For his part, Pierre Basabose, who obtained political refugee status in Belgium, is suspected of having been “a financier” of the Hutu militia. According to the prosecution, this former soldier, who became a rich entrepreneur, supplied the Interahamwe with money and weapons, taking advantage of his links with the party and the entourage of President Juvénal Habyarimana.
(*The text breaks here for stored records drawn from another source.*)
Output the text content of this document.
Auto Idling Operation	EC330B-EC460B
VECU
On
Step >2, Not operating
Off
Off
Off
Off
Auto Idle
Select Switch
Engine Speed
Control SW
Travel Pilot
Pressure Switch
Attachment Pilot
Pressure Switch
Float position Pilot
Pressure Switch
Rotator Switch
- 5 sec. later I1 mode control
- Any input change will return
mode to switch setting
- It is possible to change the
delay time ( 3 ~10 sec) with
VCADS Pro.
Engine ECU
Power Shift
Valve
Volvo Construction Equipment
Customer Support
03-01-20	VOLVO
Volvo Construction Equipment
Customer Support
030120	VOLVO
A former member of the presidential guard in the 1970s, he was also one of the shareholders of Radio-Télévision Libre des Mille Collines, infamous for having broadcast calls to kill Tutsi during the genocide.
“Pioneer” Belgium
Also claimed by Rwanda, the two men are being tried in Belgium under the “universal jurisdiction” of the Belgian courts for crimes under international humanitarian law committed abroad. They face life imprisonment. The hearing before the Brussels Assize Court was due to open this Monday at 9 a.m. It is scheduled over two months, with four days of debate per week, from Monday to Thursday.
Since 2001, Belgium has already organized five trials linked to this genocide. As with the most recent one, that of senior Rwandan official Fabien Neretsé, sentenced in 2019 to twenty-five years in prison, two figures from the Belgian bar will oppose each other during this trial. These are the lawyer Jean Flamme, on the defense benches, and Michèle Hirsch, on the side of the civil parties, who will plead for several victims.
“Belgium is a pioneer in the prosecution of genocidaires and these trials are always historic,” Mr. Hirsch, who was part of all these “Rwandan” trials in Brussels, told AFP. In June, during a preliminary hearing, Me Flamme, who defends Pierre Basabose, called for the prosecution to be nullified, arguing that his client, in his seventies, suffers from dementia and would not be able to participate in his trial. The lawyer was dismissed but the subject could resurface at the opening of the trial.